Thursday, December 21, 2017


Nahum 1.12-13 NAS

“Thus says the Lord, ‘Though they are at full strength and likewise many, even so, they will be cut off and pass away.

Though I have afflicted you, I will afflict you no longer. So now, I will break his yoke bar from upon you, and I will tear off your shackles.’”

God uses His enemies to shape the character of those He loves. The book of Nahum is an oracle against Assyria’s capital city Nineveh. The prophecy was first delivered on the threshold of the fall of Assyria’s great empire around 600 B.C. Nahum acknowledged God’s hand in both the affliction suffered by his beloved Judah and her vindication at Assyria’s destruction. According to the prophet, God was behind both the affliction and the comfort He sent Judah’s way. He used Assyria to execute wrath upon His people when they were apathetic and too comfortable. 

But things would change…

“Though I have afflicted you, I will afflict you no longer. So now, I will
break [Assyria’s] yoke bar from upon you, and I will tear off your shackles.”

God uses the empires, people, and circumstances to comfort and afflict those He loves. I must never make the pursuit of comfort my primary objective. The comfort I create for myself is an illusion that disappears before I fully enjoy it. It never satisfies the way I imagine it will. When I chase and apprehend the comfort I long for, I am disappointed. It leaves me feeling cold, empty, and unfulfilled. The pursuit of comfort is an idol, a false god. 

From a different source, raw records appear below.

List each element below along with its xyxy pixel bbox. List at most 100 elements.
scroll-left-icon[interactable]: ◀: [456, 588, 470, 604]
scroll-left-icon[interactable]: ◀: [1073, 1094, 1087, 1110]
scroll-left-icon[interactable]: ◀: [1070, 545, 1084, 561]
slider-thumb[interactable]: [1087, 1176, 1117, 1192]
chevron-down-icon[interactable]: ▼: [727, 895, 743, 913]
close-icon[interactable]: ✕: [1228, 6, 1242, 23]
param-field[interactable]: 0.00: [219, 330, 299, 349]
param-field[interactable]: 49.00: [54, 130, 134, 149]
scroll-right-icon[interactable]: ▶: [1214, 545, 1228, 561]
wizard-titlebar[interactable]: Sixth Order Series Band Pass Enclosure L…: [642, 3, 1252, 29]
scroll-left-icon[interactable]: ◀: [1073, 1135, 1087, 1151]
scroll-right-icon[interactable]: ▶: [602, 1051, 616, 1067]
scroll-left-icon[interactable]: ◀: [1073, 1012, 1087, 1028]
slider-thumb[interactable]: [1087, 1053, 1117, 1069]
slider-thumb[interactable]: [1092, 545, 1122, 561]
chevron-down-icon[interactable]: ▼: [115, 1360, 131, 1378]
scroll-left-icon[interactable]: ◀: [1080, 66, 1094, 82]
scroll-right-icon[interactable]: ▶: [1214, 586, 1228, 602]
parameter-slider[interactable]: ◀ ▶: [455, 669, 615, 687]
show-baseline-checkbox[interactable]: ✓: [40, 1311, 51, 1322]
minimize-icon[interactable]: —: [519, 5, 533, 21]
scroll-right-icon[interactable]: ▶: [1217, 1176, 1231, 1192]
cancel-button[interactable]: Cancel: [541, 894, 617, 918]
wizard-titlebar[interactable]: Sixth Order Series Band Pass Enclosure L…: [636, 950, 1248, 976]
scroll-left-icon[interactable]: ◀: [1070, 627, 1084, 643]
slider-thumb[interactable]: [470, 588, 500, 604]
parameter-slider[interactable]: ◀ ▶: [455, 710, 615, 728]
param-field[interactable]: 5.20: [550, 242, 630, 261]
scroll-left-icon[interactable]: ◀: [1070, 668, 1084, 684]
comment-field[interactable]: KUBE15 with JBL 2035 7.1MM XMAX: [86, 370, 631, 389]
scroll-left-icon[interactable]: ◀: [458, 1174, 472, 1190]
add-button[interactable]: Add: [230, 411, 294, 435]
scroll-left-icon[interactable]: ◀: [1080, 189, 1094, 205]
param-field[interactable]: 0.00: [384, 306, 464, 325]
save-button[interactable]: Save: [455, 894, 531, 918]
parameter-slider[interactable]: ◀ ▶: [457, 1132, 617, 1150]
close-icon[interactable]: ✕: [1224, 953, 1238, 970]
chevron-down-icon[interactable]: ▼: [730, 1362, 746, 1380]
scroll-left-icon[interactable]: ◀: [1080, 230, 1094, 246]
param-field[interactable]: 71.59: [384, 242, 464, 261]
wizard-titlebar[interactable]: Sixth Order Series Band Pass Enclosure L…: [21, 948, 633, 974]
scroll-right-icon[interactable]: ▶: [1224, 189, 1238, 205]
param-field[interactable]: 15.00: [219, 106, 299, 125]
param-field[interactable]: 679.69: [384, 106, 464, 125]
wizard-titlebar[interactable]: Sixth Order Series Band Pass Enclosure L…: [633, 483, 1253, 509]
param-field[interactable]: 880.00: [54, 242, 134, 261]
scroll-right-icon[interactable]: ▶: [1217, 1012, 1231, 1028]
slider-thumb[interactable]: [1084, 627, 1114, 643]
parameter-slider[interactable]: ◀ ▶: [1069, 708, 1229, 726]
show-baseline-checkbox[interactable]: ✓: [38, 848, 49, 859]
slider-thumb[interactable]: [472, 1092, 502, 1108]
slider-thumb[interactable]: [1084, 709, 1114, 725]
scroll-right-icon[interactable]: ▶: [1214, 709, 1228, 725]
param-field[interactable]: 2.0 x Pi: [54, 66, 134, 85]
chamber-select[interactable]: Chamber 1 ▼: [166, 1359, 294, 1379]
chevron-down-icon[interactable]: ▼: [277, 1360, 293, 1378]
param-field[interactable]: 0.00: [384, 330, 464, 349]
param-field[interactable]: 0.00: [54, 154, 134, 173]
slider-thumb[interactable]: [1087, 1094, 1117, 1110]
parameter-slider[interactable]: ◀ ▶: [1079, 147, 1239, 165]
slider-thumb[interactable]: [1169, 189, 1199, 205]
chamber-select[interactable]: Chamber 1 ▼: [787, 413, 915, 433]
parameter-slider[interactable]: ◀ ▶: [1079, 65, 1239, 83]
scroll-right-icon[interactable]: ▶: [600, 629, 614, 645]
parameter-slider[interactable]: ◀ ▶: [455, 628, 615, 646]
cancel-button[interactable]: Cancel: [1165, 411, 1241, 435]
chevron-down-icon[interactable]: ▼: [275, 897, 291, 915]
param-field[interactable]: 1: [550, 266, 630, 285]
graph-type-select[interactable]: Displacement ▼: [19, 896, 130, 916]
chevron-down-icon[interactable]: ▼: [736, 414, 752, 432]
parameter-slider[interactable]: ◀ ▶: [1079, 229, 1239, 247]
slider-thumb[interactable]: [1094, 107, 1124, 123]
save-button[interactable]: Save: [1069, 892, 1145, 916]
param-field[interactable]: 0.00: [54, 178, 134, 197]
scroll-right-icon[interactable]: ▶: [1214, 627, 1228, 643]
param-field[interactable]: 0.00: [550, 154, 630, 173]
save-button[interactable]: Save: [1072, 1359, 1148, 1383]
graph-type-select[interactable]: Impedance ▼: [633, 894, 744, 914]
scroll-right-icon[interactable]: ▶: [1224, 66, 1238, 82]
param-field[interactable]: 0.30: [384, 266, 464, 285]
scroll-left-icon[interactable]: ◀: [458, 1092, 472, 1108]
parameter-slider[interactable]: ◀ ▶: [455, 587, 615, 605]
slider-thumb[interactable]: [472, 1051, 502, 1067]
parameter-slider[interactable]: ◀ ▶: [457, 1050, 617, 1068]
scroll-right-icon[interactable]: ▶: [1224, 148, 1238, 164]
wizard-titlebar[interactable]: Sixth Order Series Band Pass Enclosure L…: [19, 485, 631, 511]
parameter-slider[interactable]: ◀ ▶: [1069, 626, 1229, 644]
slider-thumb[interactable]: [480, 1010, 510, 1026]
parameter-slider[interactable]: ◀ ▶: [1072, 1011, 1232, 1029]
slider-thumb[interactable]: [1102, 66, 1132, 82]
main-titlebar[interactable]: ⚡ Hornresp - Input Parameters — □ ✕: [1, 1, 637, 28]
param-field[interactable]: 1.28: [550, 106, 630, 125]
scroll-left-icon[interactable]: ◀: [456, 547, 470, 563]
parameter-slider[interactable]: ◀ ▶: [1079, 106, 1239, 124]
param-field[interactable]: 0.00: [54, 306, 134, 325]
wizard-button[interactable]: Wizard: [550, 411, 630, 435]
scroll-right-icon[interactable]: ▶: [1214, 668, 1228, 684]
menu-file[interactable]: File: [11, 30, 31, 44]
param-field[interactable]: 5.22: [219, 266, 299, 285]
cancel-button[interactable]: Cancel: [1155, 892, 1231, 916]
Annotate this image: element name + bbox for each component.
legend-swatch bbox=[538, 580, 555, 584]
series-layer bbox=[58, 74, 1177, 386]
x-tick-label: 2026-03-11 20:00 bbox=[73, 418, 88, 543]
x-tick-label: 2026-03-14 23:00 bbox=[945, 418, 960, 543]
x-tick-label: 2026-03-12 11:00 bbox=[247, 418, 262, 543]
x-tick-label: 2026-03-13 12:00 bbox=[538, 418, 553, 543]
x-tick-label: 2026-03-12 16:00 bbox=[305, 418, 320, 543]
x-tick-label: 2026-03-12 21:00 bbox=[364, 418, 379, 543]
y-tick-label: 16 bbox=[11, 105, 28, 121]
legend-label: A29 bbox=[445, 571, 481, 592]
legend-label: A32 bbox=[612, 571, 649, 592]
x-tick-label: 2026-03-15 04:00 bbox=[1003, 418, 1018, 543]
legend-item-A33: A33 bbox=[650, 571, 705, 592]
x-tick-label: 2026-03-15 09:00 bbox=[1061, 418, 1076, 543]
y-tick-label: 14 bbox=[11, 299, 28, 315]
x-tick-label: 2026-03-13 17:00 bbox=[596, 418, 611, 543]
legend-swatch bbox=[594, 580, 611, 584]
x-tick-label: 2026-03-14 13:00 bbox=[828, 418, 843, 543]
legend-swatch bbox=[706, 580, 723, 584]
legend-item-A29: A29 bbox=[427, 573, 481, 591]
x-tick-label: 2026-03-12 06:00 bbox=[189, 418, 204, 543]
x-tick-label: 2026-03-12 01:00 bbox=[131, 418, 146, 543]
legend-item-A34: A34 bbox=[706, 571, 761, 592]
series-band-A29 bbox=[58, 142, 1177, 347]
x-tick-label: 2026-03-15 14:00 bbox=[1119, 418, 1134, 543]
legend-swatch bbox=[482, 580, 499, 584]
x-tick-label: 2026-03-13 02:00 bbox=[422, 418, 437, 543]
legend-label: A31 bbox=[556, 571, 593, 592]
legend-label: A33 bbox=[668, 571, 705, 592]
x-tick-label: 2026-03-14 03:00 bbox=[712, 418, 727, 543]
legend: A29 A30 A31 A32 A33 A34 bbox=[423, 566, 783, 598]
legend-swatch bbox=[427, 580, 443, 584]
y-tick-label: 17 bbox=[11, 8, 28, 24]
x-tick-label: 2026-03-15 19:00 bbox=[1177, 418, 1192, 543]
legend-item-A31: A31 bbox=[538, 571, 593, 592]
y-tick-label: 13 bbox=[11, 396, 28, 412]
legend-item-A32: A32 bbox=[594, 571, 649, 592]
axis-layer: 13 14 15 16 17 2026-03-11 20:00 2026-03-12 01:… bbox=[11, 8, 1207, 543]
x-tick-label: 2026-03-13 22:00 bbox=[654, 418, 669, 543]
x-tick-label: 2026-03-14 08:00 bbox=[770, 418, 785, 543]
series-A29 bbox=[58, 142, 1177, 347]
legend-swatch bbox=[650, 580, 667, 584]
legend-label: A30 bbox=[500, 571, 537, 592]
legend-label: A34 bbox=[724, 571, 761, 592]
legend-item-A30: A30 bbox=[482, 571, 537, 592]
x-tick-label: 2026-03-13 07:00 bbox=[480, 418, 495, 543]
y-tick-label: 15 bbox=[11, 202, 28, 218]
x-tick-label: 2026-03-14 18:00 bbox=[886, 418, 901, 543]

The greatest and final enemy is death. Death stole my best friend and wife just a little over two years ago. This will be my third Christmas in twenty-one years without Adonica. My comfort vanished and my affliction began at 12:14 p.m. on Sunday, August 30th, 2015. I cried non-stop for a full year, and wept again this past Thanksgiving when I put on the Christmas music we used to enjoy together.  

Yet, God is a “God of all comfort, who comforts us in our afflictions so that we will be able to comfort those who are in any affliction with the comfort with which we ourselves are comforted by God” (2nd Corinthians 1.4). Godly comfort is not for my benefit alone. It is bestowed so that it may be offered. It presupposes a familiarity with suffering. My pain of loss and grief has a purpose. Godly comfort can only be appreciated by those who have been hurt. I am afflicted so that I might learn to place value on the comfort I receive and then give it to others who need it. I am not the only one who loved and lost love. 

I cannot seek and find my own comfort in my dark night of the soul. It is far wiser to voluntarily wear the “yoke bar” of Christ’s affliction. He alone can give me the comfort I need.

“Come to Me, all you who labor and are heavy laden,
and I will give you rest. Take My yoke upon you and learn from Me,
for I am gentle and lowly in heart, and you will find rest for your
souls. For My yoke is easy and My burden is light.”